Cin É: Can you tell me a bit about the background to the film and how you became involved in the project?

Pual Duane (Director): Like a lot of other things, partly it came from social media. Somebody tweeted an article about this extraordinary musical event that happens every summer in the mountains of Epirus in Greece by Amanda Petrusich in the New Yorker. I read it and listened to some of the music which was embedded in the article, saw some of the photographs and it seemed like an incredible place. That was a 2014 article I think. Amanda had found it because she was writing a book about people who collected 78 rpm records and she found Chris King, who is an extraordinary man living in Virginia who spends his time finding records that are considered lost. He lives in world of, I wouldn’t say nostalgia, but he lives in the past. She was interviewing him about his collection of music and he told her about this place and he said that this is the only place in the world where the kind of connection between people and music that used to exist pre-1941 still existed. This kind of lifeblood of music still exists in Epirus and every summer he goes over there to this three-day music festival. It is not a festival like we would know, like Glastonbury, but like we would know as a kind of saint’s feast day. For three days in August every summer, the people of Zitsa in Epirus return home and they stay up all night and dance for 10, 11 or 12 hours until they reach the state of kefi, which is this state of ecstasy. They are not like, primitive people, these are modern people but they are very connected to their primitive past through the music. I read about all this and realised I wanted to do something.

There is a line from Chris King in the film that is ‘Everything recorded after 1941 is garbage.’

That is quite the statement isn’t it?

Chris is a man of great strong opinions and is a wonderful human being. He is a great lover of Tarkovsky and Stanisław Lem, reader of big science fiction and a real film buff.

He comes across as an extremely smart guy in the film.

He is very much somebody who comes from a working-class background, came from a tough West Virginia area. It is not an intellectuals’ paradise but Chris kind of educated himself to a great degree.
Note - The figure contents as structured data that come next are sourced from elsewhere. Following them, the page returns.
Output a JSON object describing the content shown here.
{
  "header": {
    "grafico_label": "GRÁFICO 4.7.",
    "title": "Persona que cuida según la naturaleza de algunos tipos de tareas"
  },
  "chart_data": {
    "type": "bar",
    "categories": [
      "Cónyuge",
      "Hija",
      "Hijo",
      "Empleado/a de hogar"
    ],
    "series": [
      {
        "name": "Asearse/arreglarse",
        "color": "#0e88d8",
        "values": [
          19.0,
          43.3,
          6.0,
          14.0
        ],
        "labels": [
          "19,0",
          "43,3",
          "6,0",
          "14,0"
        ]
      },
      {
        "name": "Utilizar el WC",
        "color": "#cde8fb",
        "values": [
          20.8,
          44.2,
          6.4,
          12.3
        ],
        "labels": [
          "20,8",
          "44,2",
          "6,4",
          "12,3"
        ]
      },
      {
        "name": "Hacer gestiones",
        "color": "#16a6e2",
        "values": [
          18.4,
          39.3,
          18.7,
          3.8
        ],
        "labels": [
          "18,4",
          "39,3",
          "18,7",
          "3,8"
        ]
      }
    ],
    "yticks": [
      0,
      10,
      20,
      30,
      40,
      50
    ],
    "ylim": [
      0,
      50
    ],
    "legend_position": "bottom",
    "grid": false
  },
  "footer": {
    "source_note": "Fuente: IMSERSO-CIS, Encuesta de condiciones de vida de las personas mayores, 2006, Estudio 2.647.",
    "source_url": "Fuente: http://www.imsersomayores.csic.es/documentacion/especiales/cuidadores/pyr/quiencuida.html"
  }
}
A very intelligent man and someone who has a lot of suspicion of modernity. He spends a lot of time listening to this old music and he doesn’t listen to it like I would, consuming it I guess but he spends a lot of time trying to understand why it has such a hold over him. Whereas Creedence Clearwater Revival or someone like that makes him want to puke. I think it’s largely that he feels music had a role in the community and had a role for people and that role was severed by music becoming commodified. And he has taken 1941 as the point that radio took over from live transmission and song being handed down. Chris wanted to find that kind of music in the wild and he found that in Epirus in Greece and when he went there he recognised the thing that he was looking for in both the people and music of Epirus.

It is quite a stark and striking opening shot isn’t it? Was that in West Virginia?

That was Charlottesville. It is a lovely place but for Chris it is hell. Myself and my camera man went there, and we were saying that we would happily live there! It is a college town, it is very cosmopolitan. In terms of small American cities a lot of them don’t have a centre but Charlottesville has. There are thrift stores, libraries, a cinema and it really is a lovely place but to Chris, while he is slightly exaggerating by calling it hell, for him it is a place that he feels his existence has been cut off from what gives life meaning.